Poisoned minds lead to crime
THE EDITOR, Sir:
I recently had occasion to visit one of Jamaica's many primary schools. It was a Christmas fair, and one of the biggest features was the children, mainly boys, running around with toy guns and swords.
This had me thinking about other things that we do, like when a man says, "Mi shat the work," or "Booyaka" (sound of the M16 rifle), "Mi kill it last night" (meaning a sexual encounter), or the many other words and expressions that we use.
Of course, we may not be able to stop the carnage that we see in the movies and hear in dancehall. I recently jumped on an air-conditioned bus, and big women and children were exposed to some of the vilest of Vybz Kartel's sexual lyrics that I, myself, as a 40-plus-year-old, had to blush. Kartel described some areas of the female anatomy that I did not know existed or could be handled in that manner.

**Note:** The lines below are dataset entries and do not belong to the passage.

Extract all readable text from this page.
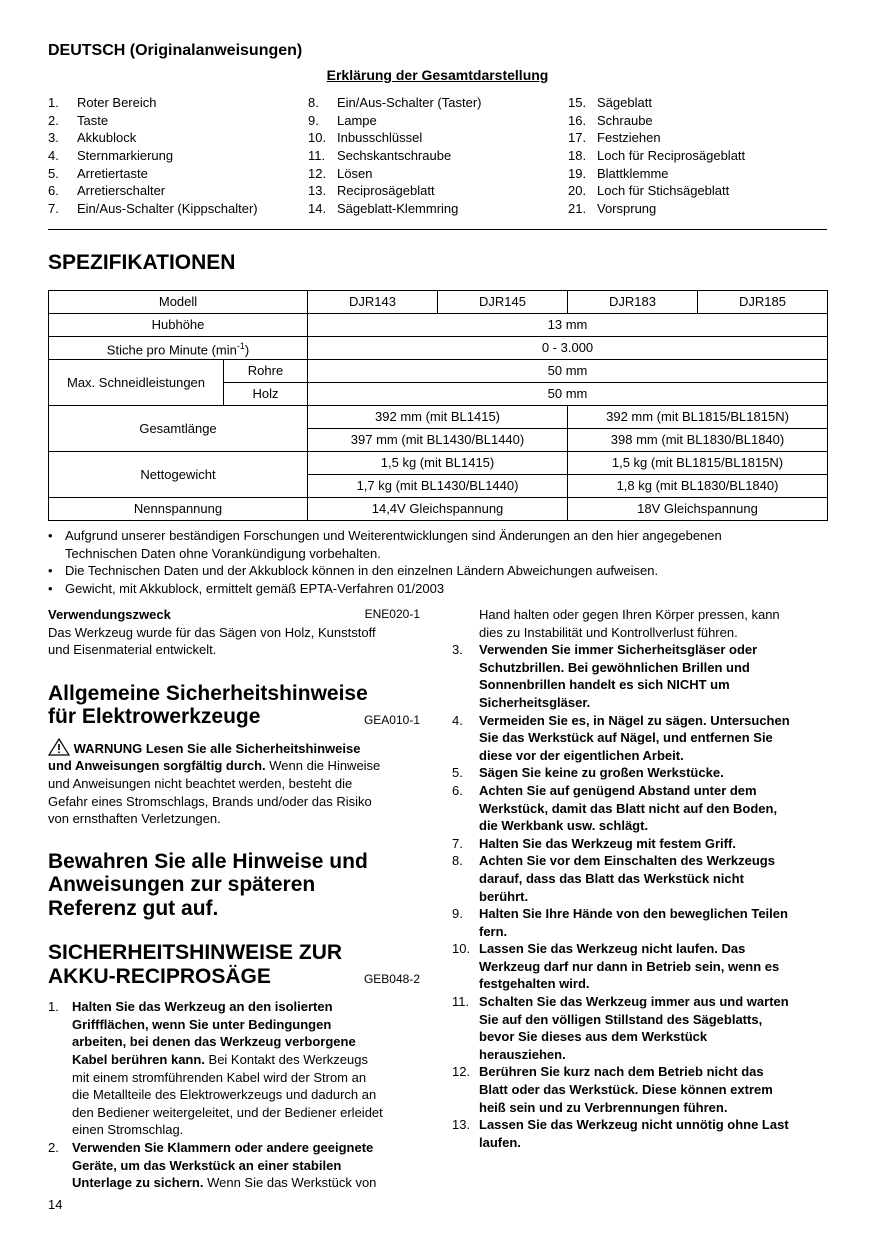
DEUTSCH (Originalanweisungen)
Erklärung der Gesamtdarstellung
1.	Roter Bereich
2.	Taste
3.	Akkublock
4.	Sternmarkierung
5.	Arretiertaste
6.	Arretierschalter
7.	Ein/Aus-Schalter (Kippschalter)
8.	Ein/Aus-Schalter (Taster)
9.	Lampe
10. Inbusschlüssel
11. Sechskantschraube
12. Lösen
13. Reciprosägeblatt
14. Sägeblatt-Klemmring
15. Sägeblatt
16. Schraube
17. Festziehen
18. Loch für Reciprosägeblatt
19. Blattklemme
20. Loch für Stichsägeblatt
21. Vorsprung
SPEZIFIKATIONEN
Modell		DJR143	DJR145	DJR183	DJR185
Hubhöhe		13 mm			
Stiche pro Minute $(\min^{-1})$		0 - 3.000			
Max. Schneidleistungen	Rohre	50 mm			
	Holz	50 mm			
Gesamtlänge		392 mm (mit BL1415)		392 mm (mit BL1815/BL1815N)	
		397 mm (mit BL1430/BL1440)		398 mm (mit BL1830/BL1840)	
Nettogewicht		1,5 kg (mit BL1415)		1,5 kg (mit BL1815/BL1815N)	
		1,7 kg (mit BL1430/BL1440)		1,8 kg (mit BL1830/BL1840)	
Nennspannung		14,4V Gleichspannung		18V Gleichspannung	
• Aufgrund unserer beständigen Forschungen und Weiterentwicklungen sind Änderungen an den hier angegebenen
Technischen Daten ohne Vorankündigung vorbehalten.
• Die Technischen Daten und der Akkublock können in den einzelnen Ländern Abweichungen aufweisen.
• Gewicht, mit Akkublock, ermittelt gemäß EPTA-Verfahren 01/2003
Verwendungszweck	ENE020-1
Das Werkzeug wurde für das Sägen von Holz, Kunststoff
und Eisenmaterial entwickelt.
Allgemeine Sicherheitshinweise
für Elektrowerkzeuge	GEA010-1
WARNUNG Lesen Sie alle Sicherheitshinweise
und Anweisungen sorgfältig durch. Wenn die Hinweise
und Anweisungen nicht beachtet werden, besteht die
Gefahr eines Stromschlags, Brands und/oder das Risiko
von ernsthaften Verletzungen.
Bewahren Sie alle Hinweise und
Anweisungen zur späteren
Referenz gut auf.
SICHERHEITSHINWEISE ZUR
AKKU-RECIPROSÄGE	GEB048-2
1.	Halten Sie das Werkzeug an den isolierten
Griffflächen, wenn Sie unter Bedingungen
arbeiten, bei denen das Werkzeug verborgene
Kabel berühren kann. Bei Kontakt des Werkzeugs
mit einem stromführenden Kabel wird der Strom an
die Metallteile des Elektrowerkzeugs und dadurch an
den Bediener weitergeleitet, und der Bediener erleidet
einen Stromschlag.
2.	Verwenden Sie Klammern oder andere geeignete
Geräte, um das Werkstück an einer stabilen
Unterlage zu sichern. Wenn Sie das Werkstück von
Hand halten oder gegen Ihren Körper pressen, kann
dies zu Instabilität und Kontrollverlust führen.
3.	Verwenden Sie immer Sicherheitsgläser oder
Schutzbrillen. Bei gewöhnlichen Brillen und
Sonnenbrillen handelt es sich NICHT um
Sicherheitsgläser.
4.	Vermeiden Sie es, in Nägel zu sägen. Untersuchen
Sie das Werkstück auf Nägel, und entfernen Sie
diese vor der eigentlichen Arbeit.
5.	Sägen Sie keine zu großen Werkstücke.
6.	Achten Sie auf genügend Abstand unter dem
Werkstück, damit das Blatt nicht auf den Boden,
die Werkbank usw. schlägt.
7.	Halten Sie das Werkzeug mit festem Griff.
8.	Achten Sie vor dem Einschalten des Werkzeugs
darauf, dass das Blatt das Werkstück nicht
berührt.
9.	Halten Sie Ihre Hände von den beweglichen Teilen
fern.
10. Lassen Sie das Werkzeug nicht laufen. Das
Werkzeug darf nur dann in Betrieb sein, wenn es
festgehalten wird.
11. Schalten Sie das Werkzeug immer aus und warten
Sie auf den völligen Stillstand des Sägeblatts,
bevor Sie dieses aus dem Werkstück
herausziehen.
12. Berühren Sie kurz nach dem Betrieb nicht das
Blatt oder das Werkstück. Diese können extrem
heiß sein und zu Verbrennungen führen.
13. Lassen Sie das Werkzeug nicht unnötig ohne Last
laufen.
14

And with all of this, we call ourselves decent citizens who just criticise our nation's high crime and not wonder the causes.
I remember watching one of the series of Police Academy movies where a police and his colleague are walking and he throws an apple behind, which hits a member of two rival gangs and it started a gang feud there.
Our academics need to stop issuing study after study after study and come up with solutions as simple as telling the Government to stop importing toy guns, as toy cars, ships, boats and houses will create more mechanics and fisherfolk and not more gunmen
Our children need inspirational leadership in the home and in our government and schools. We need to teach parents how to become better at making their children lead better lives. There is too much selfishness in our society, and I will keep on setting the example of kindness and love towards my fellow men and women as my grandmother taught me through her actions.